Please attend our celebration on Friday, Oct. 1st

It’s finally here – the unveiling of the historical marker for the Alpha Suffrage Club, the first organization to promote suffrage for Black women in Illinois, founded by Ida B. Wells.  The site was selected from over 22,000 sites on the virtual National Votes for Women Trail as one of five markers in Illinois to have a physical marker, funded by the William G, Pomeroy Foundation. 

The former site of the Alpha Suffrage Club is located on the campus of the Illinois Institute of Technology, and the commemorative marker will be unveiled on October 1, 2021, at 10:00 a.m.
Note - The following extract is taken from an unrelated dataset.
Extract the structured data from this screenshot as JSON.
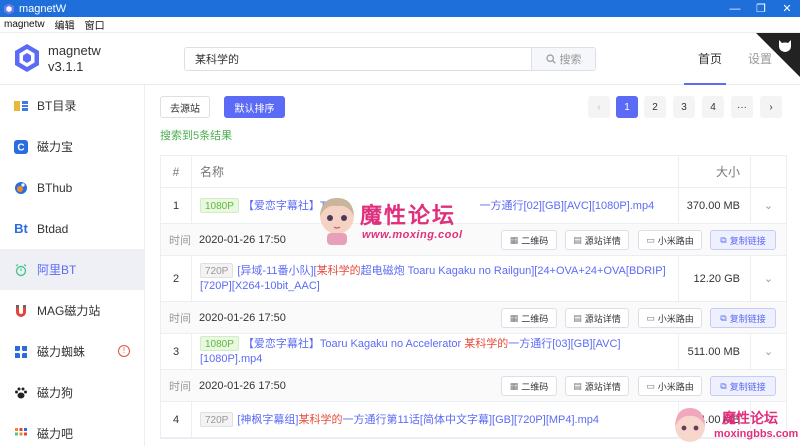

The ceremony is at the northeast corner of 31st and State Street, and will be followed by a reception at 3201 South State Street (The McCormick Tribune Campus Center at Illinois Tech) at 10:30 a.m.
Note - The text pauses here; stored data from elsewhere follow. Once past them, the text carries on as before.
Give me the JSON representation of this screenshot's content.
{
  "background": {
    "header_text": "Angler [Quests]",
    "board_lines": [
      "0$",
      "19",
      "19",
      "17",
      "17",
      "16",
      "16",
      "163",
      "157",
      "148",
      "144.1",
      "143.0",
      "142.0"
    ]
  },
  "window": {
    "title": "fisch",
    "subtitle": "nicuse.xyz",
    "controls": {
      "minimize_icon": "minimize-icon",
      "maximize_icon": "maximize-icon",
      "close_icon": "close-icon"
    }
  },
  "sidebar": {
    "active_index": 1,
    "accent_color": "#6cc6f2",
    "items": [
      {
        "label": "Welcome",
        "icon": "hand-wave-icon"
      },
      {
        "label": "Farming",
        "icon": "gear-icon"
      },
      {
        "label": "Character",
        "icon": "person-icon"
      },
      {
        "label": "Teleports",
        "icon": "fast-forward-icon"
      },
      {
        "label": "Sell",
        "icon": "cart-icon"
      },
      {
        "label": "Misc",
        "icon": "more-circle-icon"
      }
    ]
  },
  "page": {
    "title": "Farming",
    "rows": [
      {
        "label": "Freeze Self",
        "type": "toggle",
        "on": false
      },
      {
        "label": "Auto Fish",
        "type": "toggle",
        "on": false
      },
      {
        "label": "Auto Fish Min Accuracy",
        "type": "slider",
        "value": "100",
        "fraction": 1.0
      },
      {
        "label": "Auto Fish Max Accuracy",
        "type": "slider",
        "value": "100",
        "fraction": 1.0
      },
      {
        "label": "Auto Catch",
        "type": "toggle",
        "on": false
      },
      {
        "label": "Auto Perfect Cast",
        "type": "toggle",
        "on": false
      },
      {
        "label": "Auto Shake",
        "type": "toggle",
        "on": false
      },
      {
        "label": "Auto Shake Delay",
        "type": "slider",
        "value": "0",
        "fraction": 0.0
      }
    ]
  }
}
A link to the invitation with more details:

https://www.iit.edu/events/alpha-suffrage-club-marker-unveiling-and-reception

A little more about the Club:

          During her remarkable career, Ida B. Wells (later Wells-Barnett) was an educator, journalist, anti-lynching crusader, civil rights activist as well as a suffragist.  On January 30, 1913, she founded the Alpha Suffrage Club, the first organization to promote suffrage for Black women in Illinois . The Club met every Wednesday evening in the Reading Room of the Negro Fellowship League at 3005 S. State Street.  From the outset, it provided representation for African American women, who had been largely excluded from both the existing local and national suffrage organizations and neglected by the men and churches in their own communities.  The Club set out to educate Black and working-class women on civic matters and on the importance of voting rights as a path to the election of African American candidates to political office.  Over the next few years, the club members developed their organizational skills, forged an effective political network, and distributed their own newsletter. By 1916, Wells could claim a membership of nearly two hundred members.  
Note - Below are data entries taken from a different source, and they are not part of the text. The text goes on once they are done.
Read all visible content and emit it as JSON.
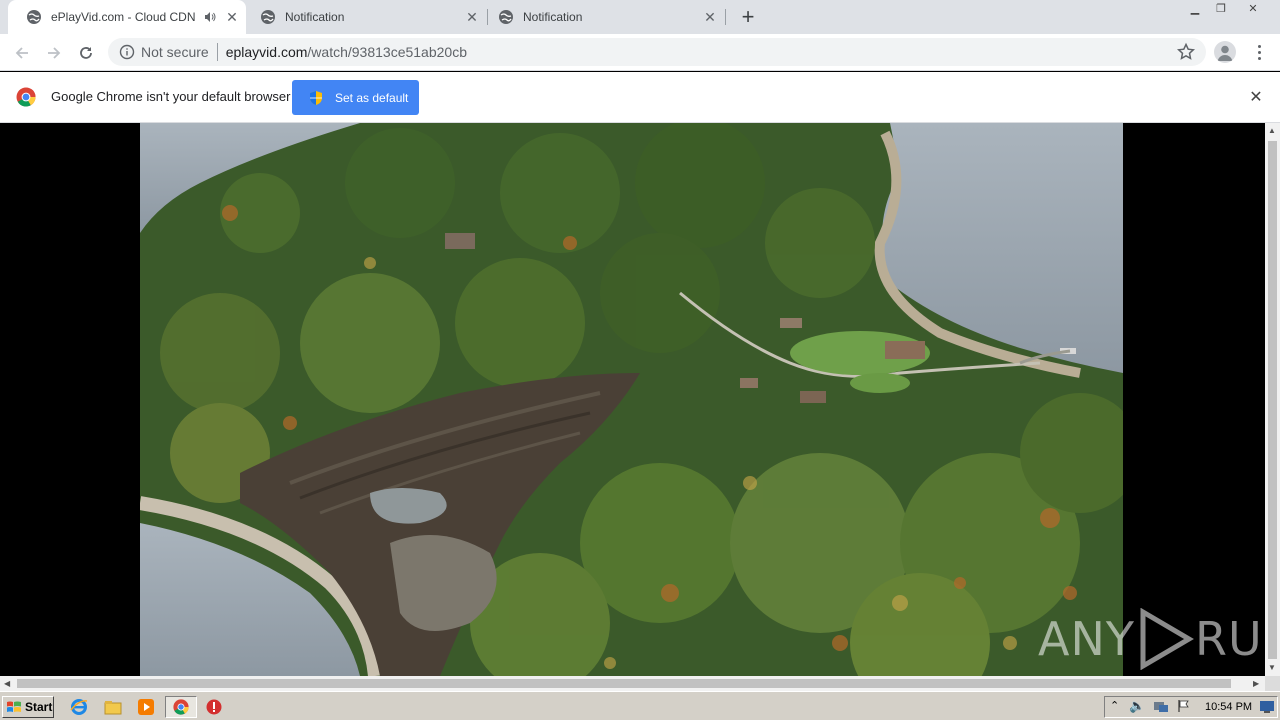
{
  "browser": {
    "tabs": [
      {
        "title": "ePlayVid.com - Cloud CDN",
        "active": true,
        "audio": true
      },
      {
        "title": "Notification",
        "active": false,
        "audio": false
      },
      {
        "title": "Notification",
        "active": false,
        "audio": false
      }
    ],
    "new_tab_icon": "plus-icon",
    "address": {
      "security_label": "Not secure",
      "host": "eplayvid.com",
      "path": "/watch/93813ce51ab20cb"
    }
  },
  "infobar": {
    "message": "Google Chrome isn't your default browser",
    "button_label": "Set as default",
    "accent": "#4285f4"
  },
  "video": {
    "watermark": "ANY RUN",
    "watermark_left": "ANY",
    "watermark_right": "RUN"
  },
  "taskbar": {
    "start_label": "Start",
    "clock": "10:54 PM",
    "pinned_icons": [
      "ie-icon",
      "explorer-icon",
      "media-player-icon",
      "chrome-icon",
      "stop-icon"
    ]
  },
  "colors": {
    "tabbar_bg": "#dee1e6",
    "taskbar_bg": "#d4d0c8",
    "omnibox_bg": "#f1f3f4"
  }
}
         Barely three months after its founding, the Alpha Suffrage Club and its president, Ida B. Wells-Barnett also provided representation to Black women at the national level at a parade in Washington D.C., organized by the National American Woman Suffrage Association in March 1913.  Wells-Barnett encountered racism within the ranks of the state contingent and from the leadership of the NAWSA, who advised her not to join the Illinois contingent and instead march at the back of the procession to placate white women, especially those from the south.  Unsupported by most in her state group, Wells begrudgingly agreed to the slight once two white members agreed to march with her in the back. She later stunned her colleagues by stepping out of the crowd of spectators to join the Illinois contingent, where she marched on, flanked by her two white allies, Belle Squire and Virginia Brooks.    

         The Alpha Suffrage Club maintained an active presence in Chicago politics, registering African American women to vote in the aldermanic primaries and general election in the city’s second ward (which included today’s Bronzeville neighborhood).  While their mayoral candidate did not prevail in the primaries, he only lost by a few hundred votes, drawing the attention of the Republican Party.  In the general elections in 1914, the Republicans endorsed Oscar De Priest in the second ward who won against two white candidates and became the first Black alderman to be elected to the Chicago City Council.  News of this victory spread to black newspapers nationally who recognized the key role played by Black women in tipping he balance in De Priest’s favor.    

         After the passage of the Nineteenth Amendment in 1920, Ida B. Wells-Barnett continued to play an active role in mobilizing Black women voters and joined the ranks of African Americans and women pursuing public office when she ran for the Illinois Senate in 1930, a year before her death.  Thus, in addition to all her other achievements, she played a crucial role in promoting the status of Black people and women in American political life.